A possibilidade de se reforçar o polietileno reciclado com tecido de juta provenientes de sacos de aniagem descartados gera uma solução para dois tipos de resíduo que merece ser investigada. Entretanto, para competir com outros materiais convencionais como aqueles à base de madeira, estes compósitos devem ter suas principais propriedades, como a tenacidade, devidamente avaliadas. Assim, o presente trabalho tem como objetivo um estudo preliminar da tenacidade ao impacto de compósitos de polietileno reciclado que foram reforçados com tecido retirados de sacos novos de juta. Este estudo pretende avaliar, antes de investigar tecidos de sacos usados, o potencial que um compósito dessa natureza apresenta como material tenaz, já que o polietileno, por si só, possui tenacidade relativamente baixa.

2 MATERIAIS E MÉTODOS

O tecido de juta, Fig. 1, utilizado como reforço de compósitos de matriz de polietileno reciclado foi adquirido comercialmente e cortado no mesmo tamanho do molde empregado para fabricar os corpos de prova.


O polietileno que constitui a matriz dos compósitos foi obtido na forma de pequenos pedaços reciclados. Verificou-se, preliminarmente, que esses pedaços já estavam limpos e secos, além de apresentarem sinais de pouca contaminação com outros tipos de plásticos.

Placas de compósitos com aproximadamente 10 mm de espessura foram processadas por compressão a 160°C em molde fechado e sob pressão de 1,7 MPa por 1h e 15 min. A quantidade relativa de tecido de juta, acomodada em camadas entremeadas com polietileno, variou de 0 a 40% em peso. As medidas dos corpos de prova foram de 120 x 12 x 10 mm exigidas pela norma ASTM D256 para a realização do ensaio de impacto Charpy, e o entalhe foi feito utilizando-se uma fresa de aço rápido.

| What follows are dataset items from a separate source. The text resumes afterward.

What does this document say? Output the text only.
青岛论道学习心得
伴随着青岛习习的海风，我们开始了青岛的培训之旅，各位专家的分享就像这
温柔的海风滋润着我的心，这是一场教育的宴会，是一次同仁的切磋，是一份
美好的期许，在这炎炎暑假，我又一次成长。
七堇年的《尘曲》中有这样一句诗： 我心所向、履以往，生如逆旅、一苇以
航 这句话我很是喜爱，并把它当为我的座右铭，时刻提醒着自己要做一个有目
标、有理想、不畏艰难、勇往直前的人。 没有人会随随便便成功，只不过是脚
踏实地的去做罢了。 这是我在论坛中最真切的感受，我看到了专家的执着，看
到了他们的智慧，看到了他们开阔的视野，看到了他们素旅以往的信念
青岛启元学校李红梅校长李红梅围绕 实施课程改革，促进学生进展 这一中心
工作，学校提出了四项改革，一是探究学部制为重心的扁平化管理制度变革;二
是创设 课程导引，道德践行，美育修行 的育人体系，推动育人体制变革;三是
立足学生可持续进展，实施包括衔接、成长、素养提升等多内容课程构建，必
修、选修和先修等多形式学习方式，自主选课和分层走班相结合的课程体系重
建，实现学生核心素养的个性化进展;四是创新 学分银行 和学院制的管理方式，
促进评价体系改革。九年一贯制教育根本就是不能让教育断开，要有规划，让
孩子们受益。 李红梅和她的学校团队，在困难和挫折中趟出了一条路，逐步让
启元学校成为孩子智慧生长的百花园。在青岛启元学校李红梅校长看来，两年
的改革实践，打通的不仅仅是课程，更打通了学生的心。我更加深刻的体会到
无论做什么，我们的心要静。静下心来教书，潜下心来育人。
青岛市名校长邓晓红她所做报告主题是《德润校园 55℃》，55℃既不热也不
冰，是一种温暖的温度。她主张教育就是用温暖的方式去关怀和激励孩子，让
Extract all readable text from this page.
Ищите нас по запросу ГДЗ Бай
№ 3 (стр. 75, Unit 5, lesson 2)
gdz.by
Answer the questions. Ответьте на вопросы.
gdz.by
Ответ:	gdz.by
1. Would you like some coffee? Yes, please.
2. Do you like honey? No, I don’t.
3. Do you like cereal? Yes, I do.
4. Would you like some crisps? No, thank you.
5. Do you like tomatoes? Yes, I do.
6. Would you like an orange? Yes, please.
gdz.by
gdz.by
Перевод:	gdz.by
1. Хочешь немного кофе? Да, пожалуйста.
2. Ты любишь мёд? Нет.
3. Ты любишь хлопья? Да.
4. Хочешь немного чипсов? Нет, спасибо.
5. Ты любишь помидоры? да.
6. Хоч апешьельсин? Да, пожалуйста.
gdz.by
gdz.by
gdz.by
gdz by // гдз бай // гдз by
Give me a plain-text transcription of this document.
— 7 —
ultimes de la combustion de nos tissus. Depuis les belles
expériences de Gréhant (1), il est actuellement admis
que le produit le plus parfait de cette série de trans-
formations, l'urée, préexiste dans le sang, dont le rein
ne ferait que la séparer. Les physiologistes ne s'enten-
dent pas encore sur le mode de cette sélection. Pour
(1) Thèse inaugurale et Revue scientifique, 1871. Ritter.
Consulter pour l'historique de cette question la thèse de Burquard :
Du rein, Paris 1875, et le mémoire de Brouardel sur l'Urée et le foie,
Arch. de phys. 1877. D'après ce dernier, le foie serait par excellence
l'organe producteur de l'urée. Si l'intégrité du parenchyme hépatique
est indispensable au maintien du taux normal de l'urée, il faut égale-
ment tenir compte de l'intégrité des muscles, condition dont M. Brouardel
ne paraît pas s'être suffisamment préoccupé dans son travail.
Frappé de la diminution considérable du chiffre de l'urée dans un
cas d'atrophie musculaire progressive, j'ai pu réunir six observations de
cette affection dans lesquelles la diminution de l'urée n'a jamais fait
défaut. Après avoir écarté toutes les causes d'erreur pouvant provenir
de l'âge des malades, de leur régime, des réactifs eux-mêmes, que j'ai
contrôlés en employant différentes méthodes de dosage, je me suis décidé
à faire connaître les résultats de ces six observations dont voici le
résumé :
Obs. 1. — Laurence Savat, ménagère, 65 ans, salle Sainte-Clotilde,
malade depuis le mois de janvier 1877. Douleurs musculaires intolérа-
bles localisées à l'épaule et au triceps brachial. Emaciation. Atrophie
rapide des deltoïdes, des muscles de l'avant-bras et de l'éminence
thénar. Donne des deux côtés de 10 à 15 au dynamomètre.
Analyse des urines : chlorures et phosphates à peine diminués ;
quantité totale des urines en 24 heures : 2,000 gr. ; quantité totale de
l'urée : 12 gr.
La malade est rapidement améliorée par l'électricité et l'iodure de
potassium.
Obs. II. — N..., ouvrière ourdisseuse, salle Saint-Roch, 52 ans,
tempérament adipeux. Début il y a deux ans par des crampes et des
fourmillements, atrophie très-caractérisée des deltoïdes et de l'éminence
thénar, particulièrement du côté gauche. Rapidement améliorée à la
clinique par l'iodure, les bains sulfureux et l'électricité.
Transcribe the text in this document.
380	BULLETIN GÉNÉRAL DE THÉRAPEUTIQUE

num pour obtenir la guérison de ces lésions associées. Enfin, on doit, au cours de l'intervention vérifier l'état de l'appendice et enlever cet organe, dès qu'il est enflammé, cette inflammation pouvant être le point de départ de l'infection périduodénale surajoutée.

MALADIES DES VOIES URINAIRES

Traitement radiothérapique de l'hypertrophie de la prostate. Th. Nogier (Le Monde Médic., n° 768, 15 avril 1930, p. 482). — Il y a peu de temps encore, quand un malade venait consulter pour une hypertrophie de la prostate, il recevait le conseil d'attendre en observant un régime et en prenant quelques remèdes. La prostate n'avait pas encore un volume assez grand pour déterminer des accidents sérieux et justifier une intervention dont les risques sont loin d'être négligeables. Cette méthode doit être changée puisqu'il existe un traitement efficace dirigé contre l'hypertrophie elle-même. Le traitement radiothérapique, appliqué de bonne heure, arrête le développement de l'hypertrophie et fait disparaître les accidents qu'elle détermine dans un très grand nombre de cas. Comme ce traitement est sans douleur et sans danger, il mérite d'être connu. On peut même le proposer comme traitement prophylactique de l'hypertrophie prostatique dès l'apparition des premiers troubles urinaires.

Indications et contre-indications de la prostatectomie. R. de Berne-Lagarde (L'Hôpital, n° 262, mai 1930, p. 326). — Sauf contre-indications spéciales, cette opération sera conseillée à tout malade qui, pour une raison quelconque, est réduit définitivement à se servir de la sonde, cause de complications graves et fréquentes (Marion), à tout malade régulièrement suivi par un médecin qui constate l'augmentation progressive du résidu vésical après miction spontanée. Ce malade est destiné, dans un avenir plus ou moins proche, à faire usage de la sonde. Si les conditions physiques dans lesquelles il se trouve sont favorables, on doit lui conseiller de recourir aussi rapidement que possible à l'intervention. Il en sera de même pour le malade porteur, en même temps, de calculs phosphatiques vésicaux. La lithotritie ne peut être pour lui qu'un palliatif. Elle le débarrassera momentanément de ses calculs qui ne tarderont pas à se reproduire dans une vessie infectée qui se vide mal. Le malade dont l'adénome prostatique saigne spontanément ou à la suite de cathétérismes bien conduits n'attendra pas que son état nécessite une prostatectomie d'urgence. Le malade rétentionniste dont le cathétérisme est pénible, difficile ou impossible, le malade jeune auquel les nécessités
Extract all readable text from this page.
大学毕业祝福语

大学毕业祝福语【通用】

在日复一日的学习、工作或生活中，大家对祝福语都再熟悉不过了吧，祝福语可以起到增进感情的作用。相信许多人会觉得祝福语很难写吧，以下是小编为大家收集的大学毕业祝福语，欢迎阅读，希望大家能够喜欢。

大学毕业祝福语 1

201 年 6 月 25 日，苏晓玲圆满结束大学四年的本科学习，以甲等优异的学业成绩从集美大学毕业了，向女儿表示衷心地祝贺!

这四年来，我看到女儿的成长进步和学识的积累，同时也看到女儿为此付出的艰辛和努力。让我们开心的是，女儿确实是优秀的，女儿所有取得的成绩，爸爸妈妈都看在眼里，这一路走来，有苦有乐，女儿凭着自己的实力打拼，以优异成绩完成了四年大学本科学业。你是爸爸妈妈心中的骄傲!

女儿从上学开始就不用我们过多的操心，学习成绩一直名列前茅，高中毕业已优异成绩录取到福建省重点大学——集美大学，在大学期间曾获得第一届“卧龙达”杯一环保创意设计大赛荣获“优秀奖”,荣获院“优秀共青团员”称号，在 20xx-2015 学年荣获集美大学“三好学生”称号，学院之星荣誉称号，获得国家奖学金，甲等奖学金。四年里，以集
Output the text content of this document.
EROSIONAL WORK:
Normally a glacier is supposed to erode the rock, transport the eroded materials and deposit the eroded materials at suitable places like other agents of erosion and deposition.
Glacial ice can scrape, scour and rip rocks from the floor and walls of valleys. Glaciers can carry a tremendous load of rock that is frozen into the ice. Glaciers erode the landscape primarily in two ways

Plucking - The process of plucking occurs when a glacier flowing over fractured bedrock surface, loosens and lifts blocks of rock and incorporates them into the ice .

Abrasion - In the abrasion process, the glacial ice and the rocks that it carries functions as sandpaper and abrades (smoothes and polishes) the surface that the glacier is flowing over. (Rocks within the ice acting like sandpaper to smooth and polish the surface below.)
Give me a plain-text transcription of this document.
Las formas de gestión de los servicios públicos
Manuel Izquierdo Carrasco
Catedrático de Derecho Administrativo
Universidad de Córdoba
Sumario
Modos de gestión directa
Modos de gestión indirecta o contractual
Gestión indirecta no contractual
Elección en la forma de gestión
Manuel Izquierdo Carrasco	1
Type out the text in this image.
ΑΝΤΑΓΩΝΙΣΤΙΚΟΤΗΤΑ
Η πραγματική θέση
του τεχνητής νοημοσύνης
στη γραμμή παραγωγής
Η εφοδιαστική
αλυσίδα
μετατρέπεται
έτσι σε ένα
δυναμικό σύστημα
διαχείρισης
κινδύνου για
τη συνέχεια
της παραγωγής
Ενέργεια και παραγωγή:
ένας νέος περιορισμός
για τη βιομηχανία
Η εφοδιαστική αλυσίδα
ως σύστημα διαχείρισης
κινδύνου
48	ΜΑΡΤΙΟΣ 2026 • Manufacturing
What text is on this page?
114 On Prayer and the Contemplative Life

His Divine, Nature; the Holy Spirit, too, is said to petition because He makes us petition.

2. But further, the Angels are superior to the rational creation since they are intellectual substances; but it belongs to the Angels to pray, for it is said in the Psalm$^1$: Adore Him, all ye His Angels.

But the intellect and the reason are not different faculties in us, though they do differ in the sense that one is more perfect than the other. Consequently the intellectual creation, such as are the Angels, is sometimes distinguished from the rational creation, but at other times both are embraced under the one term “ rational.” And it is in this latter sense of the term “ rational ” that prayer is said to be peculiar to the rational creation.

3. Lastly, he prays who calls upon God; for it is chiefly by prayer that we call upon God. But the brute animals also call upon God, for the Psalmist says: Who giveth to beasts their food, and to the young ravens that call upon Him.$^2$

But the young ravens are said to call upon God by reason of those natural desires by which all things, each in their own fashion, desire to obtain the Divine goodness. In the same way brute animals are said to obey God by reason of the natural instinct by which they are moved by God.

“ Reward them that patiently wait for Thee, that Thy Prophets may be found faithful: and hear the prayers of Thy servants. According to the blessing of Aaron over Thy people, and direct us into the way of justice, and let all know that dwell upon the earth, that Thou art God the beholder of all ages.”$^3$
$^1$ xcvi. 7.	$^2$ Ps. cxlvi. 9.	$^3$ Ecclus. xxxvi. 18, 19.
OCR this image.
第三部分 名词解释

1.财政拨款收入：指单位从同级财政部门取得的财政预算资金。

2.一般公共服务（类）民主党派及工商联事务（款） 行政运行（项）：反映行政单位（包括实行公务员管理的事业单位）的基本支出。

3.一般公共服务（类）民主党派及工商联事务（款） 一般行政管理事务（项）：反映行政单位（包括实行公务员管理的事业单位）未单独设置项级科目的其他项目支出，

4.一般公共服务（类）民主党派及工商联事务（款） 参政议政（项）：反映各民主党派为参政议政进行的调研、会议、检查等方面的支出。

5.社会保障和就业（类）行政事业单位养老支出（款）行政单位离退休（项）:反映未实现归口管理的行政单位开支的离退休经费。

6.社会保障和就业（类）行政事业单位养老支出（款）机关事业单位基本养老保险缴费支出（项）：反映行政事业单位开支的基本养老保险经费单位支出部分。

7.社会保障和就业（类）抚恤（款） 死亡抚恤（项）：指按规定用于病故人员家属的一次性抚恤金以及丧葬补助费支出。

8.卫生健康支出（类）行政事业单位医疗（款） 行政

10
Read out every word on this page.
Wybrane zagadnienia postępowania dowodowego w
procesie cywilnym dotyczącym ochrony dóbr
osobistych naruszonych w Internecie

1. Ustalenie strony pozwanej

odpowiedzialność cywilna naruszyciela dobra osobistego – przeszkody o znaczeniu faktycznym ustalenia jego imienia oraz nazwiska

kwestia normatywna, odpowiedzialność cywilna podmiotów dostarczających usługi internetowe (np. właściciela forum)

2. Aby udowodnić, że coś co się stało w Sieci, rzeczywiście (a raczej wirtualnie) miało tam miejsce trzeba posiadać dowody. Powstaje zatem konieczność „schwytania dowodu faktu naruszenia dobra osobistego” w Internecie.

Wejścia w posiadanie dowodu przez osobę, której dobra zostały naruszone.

Os corpos de prova foram ensaiados em um pêndulo Charpy da EMIC, pertencente ao Instituto de Xistoquímica da Escola de Química da UFRJ. A Figura 2 ilustra o corpo de prova preparado para ser ensaiado.


A superfície de fratura dos corpos de prova, após o ensaio, foi analisada por microscopia eletrônica de varredura, MEV, em um equipamento Jeol, mod. JSM-6460 LV do Programa de Engenharia Metalúrgica e de Materiais, PEMM/COPPE/UFRJ. As amostras cortadas da região de fratura foram metalizadas com ouro e observadas a 15 e 20 kV.

3 RESULTADOS E DISCUSSÃO

A Figura 3 apresenta a variação da energia de impacto Charpy com a quantidade de tecido de juta no compósito


O gráfico da Fig. 3 revela que a incorporação de tecido de juta na matriz de polietileno aumenta consideravelmente a tenacidade ao entalhe do compósito, medida pela energia de impacto Charpy. Esperava-se este resultado, uma vez que o reforço de fibras, tanto sintéticas [4] quanto naturais [10] aumenta a energia de impacto de compósitos com matriz polimérica.

Um aumento relativamente maior na energia ocorre quando a porcentagem de tecido varia de 20 para 30%, passando a energia de 138,5 para 272,0 J/m. Esse aumento na tenacidade ao entalhe pode ser explicado devido à grande energia despendida em se dobrar as fibras que não conseguem ser rompidas dentro dos procedimentos do ensaio Charpy. Esse mesmo aumento de 10% no teor de tecido de juta não acarretou uma elevação tão significativa quando a porcentagem de tecido variou de 30 para 40%, fazendo a energia aumentar somente de 272,0 para 273,0 J/m.

A Figura 4 mostra o aspecto dos corpos de prova, com diferentes frações em peso do tecido de juta, logo após o ensaio por impacto Charpy.


Nota-se que somente o corpo de prova com 0% de juta, resina poliéster pura, rompeu-se completamente após ser ensaiado. O mesmo não ocorreu com os outros corpos de prova porque o tecido de juta "segura" a matriz de polietileno, impedindo que o compósito se rompa totalmente. Outro aspecto que pode ser observado nos corpos de prova reforçados com tecido de juta é que eles não se romperam de maneira totalmente transversal com o impacto do martelo Charpy. Os corpos de prova compósitos contendo fibra sofreram uma delaminação longitudinal e as fibras não se romperam, apenas se dobraram, tomando um formato em U.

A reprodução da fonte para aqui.